In der Nachspielzeit nahm Neill dem eingewechselten Pablo Aimar dann jedoch gekonnt den Ball ab und startete einen Konter. Salapasidis hatte sich wieder mit Überschallgeschwindigkeit in Bewegung gesetzt, und am Ende wusste Scaloni sich nur mit einer Notbremse zu helfen. Der Spieler mit der Rückennummer zwölf führte den Strafstoß selbst aus, traf und hatte damit seinen vierten Treffer in dieser Partie erzielt. Am Ende stand ein 4:3 für Australien auf der Anzeigetafel, was die ganze Fussballwelt in Erstaunen versetzte.
Scheinflug war vor der Partie dafür kritisiert worden, dass er Salapasidis in der Startelf belassen hatte und Danny Allsopp auf der Bank Platz nehmen musste. Ersterer hatte zuvor nämlich in den 173 Minuten, die er während der beiden ersten Gruppenspiele Australiens auf dem Platz stand, keinen einzigen Treffer erzielt. Letzterer war hingegen nur sieben Minuten zum Einsatz gekommen und hatte in dieser Zeit das bis dato einzige Tor seines Landes erzielt.
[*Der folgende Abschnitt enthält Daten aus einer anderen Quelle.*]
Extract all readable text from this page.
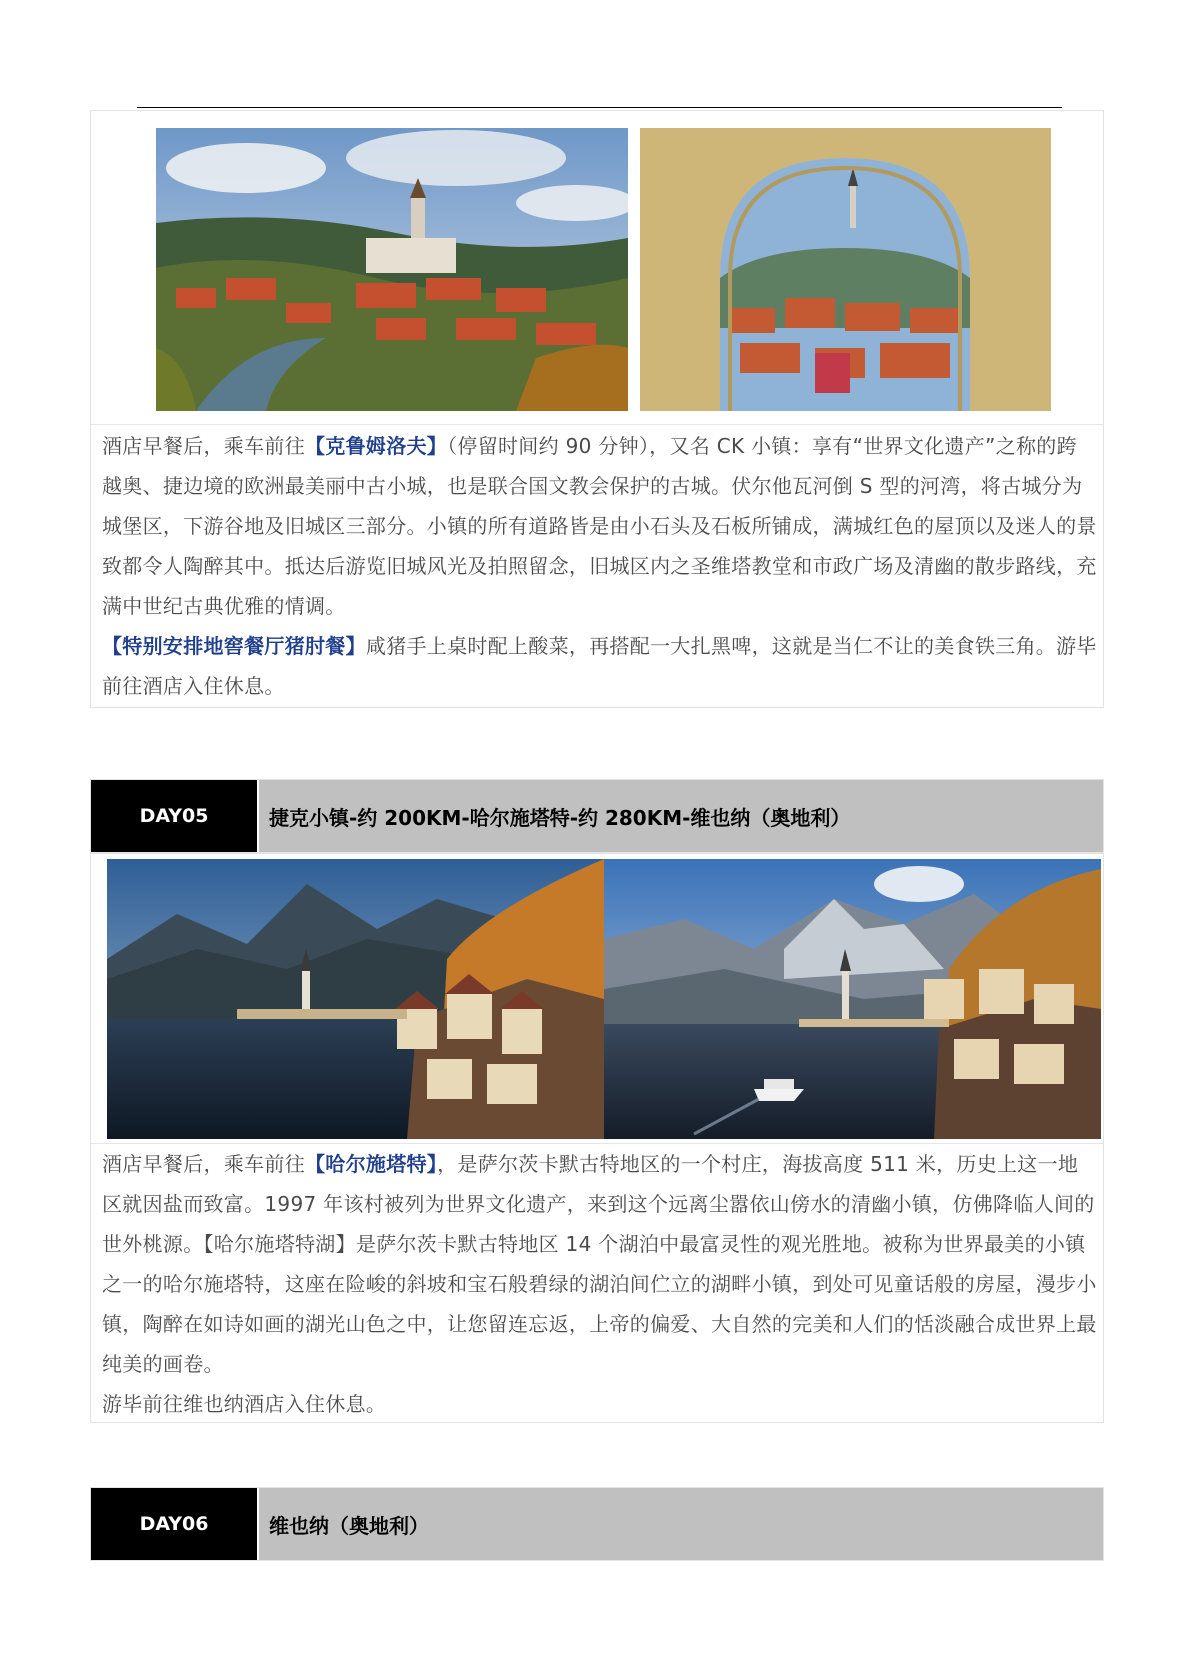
酒店早餐后，乘车前往【克鲁姆洛夫】（停留时间约 90 分钟），又名 CK 小镇：享有“世界文化遗产”之称的跨越奥、捷边境的欧洲最美丽中古小城，也是联合国文教会保护的古城。伏尔他瓦河倒 S 型的河湾，将古城分为城堡区，下游谷地及旧城区三部分。小镇的所有道路皆是由小石头及石板所铺成，满城红色的屋顶以及迷人的景致都令人陶醉其中。抵达后游览旧城风光及拍照留念，旧城区内之圣维塔教堂和市政广场及清幽的散步路线，充满中世纪古典优雅的情调。

【特别安排地窖餐厅猪肘餐】咸猪手上桌时配上酸菜，再搭配一大扎黑啤，这就是当仁不让的美食铁三角。游毕前往酒店入住休息。

DAY05	捷克小镇-约 200KM-哈尔施塔特-约 280KM-维也纳（奥地利）

酒店早餐后，乘车前往【哈尔施塔特】，是萨尔茨卡默古特地区的一个村庄，海拔高度 511 米，历史上这一地区就因盐而致富。1997 年该村被列为世界文化遗产，来到这个远离尘嚣依山傍水的清幽小镇，仿佛降临人间的世外桃源。【哈尔施塔特湖】是萨尔茨卡默古特地区 14 个湖泊中最富灵性的观光胜地。被称为世界最美的小镇之一的哈尔施塔特，这座在险峻的斜坡和宝石般碧绿的湖泊间伫立的湖畔小镇，到处可见童话般的房屋，漫步小镇，陶醉在如诗如画的湖光山色之中，让您留连忘返，上帝的偏爱、大自然的完美和人们的恬淡融合成世界上最纯美的画卷。

游毕前往维也纳酒店入住休息。

DAY06	维也纳（奥地利）
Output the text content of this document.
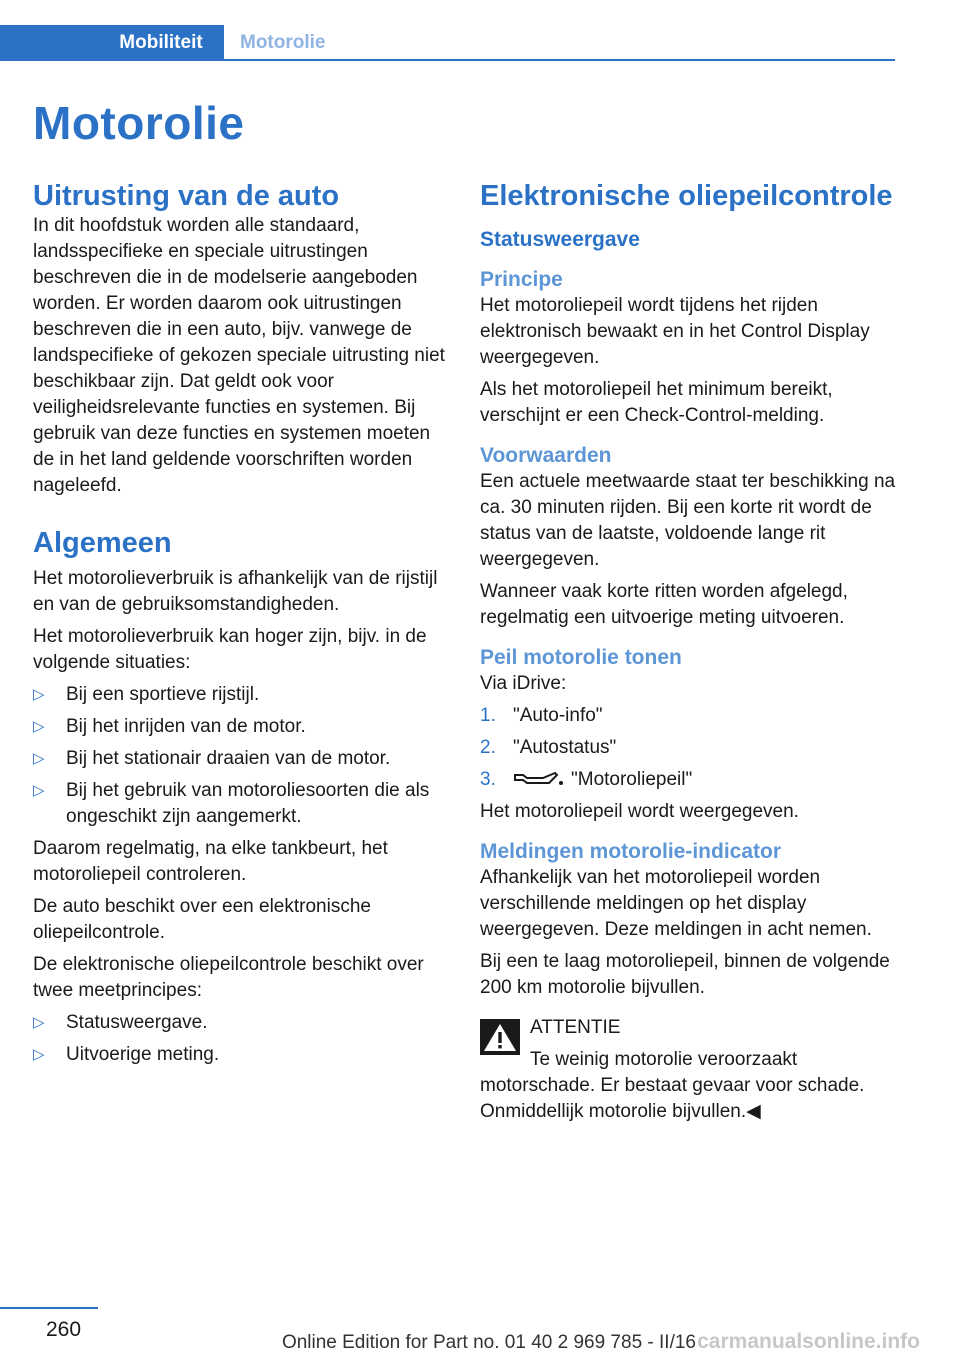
Mobiliteit	Motorolie
Motorolie
Uitrusting van de auto

In dit hoofdstuk worden alle standaard, landsspecifieke en speciale uitrustingen beschreven die in de modelserie aangeboden worden. Er worden daarom ook uitrustingen beschreven die in een auto, bijv. vanwege de landspecifieke of gekozen speciale uitrusting niet beschikbaar zijn. Dat geldt ook voor veiligheidsrelevante functies en systemen. Bij gebruik van deze functies en systemen moeten de in het land geldende voorschriften worden nageleefd.

Algemeen

Het motorolieverbruik is afhankelijk van de rijstijl en van de gebruiksomstandigheden.

Het motorolieverbruik kan hoger zijn, bijv. in de volgende situaties:

▷ Bij een sportieve rijstijl.
▷ Bij het inrijden van de motor.
▷ Bij het stationair draaien van de motor.
▷ Bij het gebruik van motoroliesoorten die als ongeschikt zijn aangemerkt.

Daarom regelmatig, na elke tankbeurt, het motoroliepeil controleren.

De auto beschikt over een elektronische oliepeilcontrole.

De elektronische oliepeilcontrole beschikt over twee meetprincipes:

▷ Statusweergave.
▷ Uitvoerige meting.
Elektronische oliepeilcontrole
Statusweergave
Principe

Het motoroliepeil wordt tijdens het rijden elektronisch bewaakt en in het Control Display weergegeven.

Als het motoroliepeil het minimum bereikt, verschijnt er een Check-Control-melding.

Voorwaarden

Een actuele meetwaarde staat ter beschikking na ca. 30 minuten rijden. Bij een korte rit wordt de status van de laatste, voldoende lange rit weergegeven.

Wanneer vaak korte ritten worden afgelegd, regelmatig een uitvoerige meting uitvoeren.

Peil motorolie tonen

Via iDrive:

1. "Auto-info"
2. "Autostatus"
3.	"Motoroliepeil"

Het motoroliepeil wordt weergegeven.

Meldingen motorolie-indicator

Afhankelijk van het motoroliepeil worden verschillende meldingen op het display weergegeven. Deze meldingen in acht nemen.

Bij een te laag motoroliepeil, binnen de volgende 200 km motorolie bijvullen.

ATTENTIE

Te weinig motorolie veroorzaakt motorschade. Er bestaat gevaar voor schade. Onmiddellijk motorolie bijvullen.◀

260
Online Edition for Part no. 01 40 2 969 785 - II/16 carmanualsonline.info
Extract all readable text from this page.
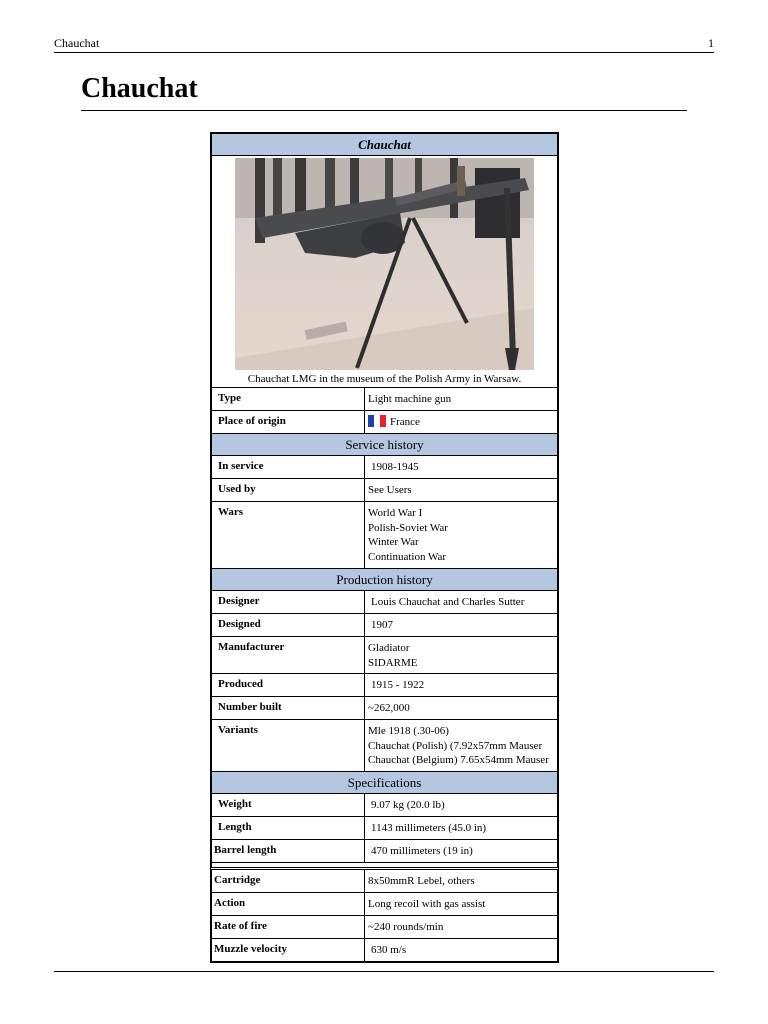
Chauchat	1
Chauchat
Chauchat	

Chauchat LMG in the museum of the Polish Army in Warsaw.	

Type	Light machine gun
Place of origin	France
Service history	
In service	1908-1945
Used by	See Users
Wars	World War I
Polish-Soviet War
Winter War
Continuation War

Production history	
Designer	Louis Chauchat and Charles Sutter
Designed	1907
Manufacturer	Gladiator
SIDARME

Produced	1915 - 1922
Number built	~262,000
Variants	Mle 1918 (.30-06)
Chauchat (Polish) (7.92x57mm Mauser
Chauchat (Belgium) 7.65x54mm Mauser

Specifications	
Weight	9.07 kg (20.0 lb)
Length	1143 millimeters (45.0 in)
Barrel length	470 millimeters (19 in)

Cartridge	8x50mmR Lebel, others
Action	Long recoil with gas assist
Rate of fire	~240 rounds/min
Muzzle velocity	630 m/s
"Habe ich mich damit ausreichend gerechtfertigt?", witzelte der Trainer nach dem Spiel. "Argentinien hat eine hervorragende Mannschaft voller Spieler, die später auf höchstem Niveau spielen werden. Aber auf Salapasidis hatten sie einfach keine Antwort. Sie sind mit seinem Tempo nicht klargekommen und sein Abschluss war erste Sahne."
Am Ende sollte die Albiceleste als Sieger aus der elften Auflage des Turniers hervorgehen, aber der Nachwuchs der Socceroos und insbesondere Salapasidis hatten der Auswahl einen rabenschwarzen Tag beschert.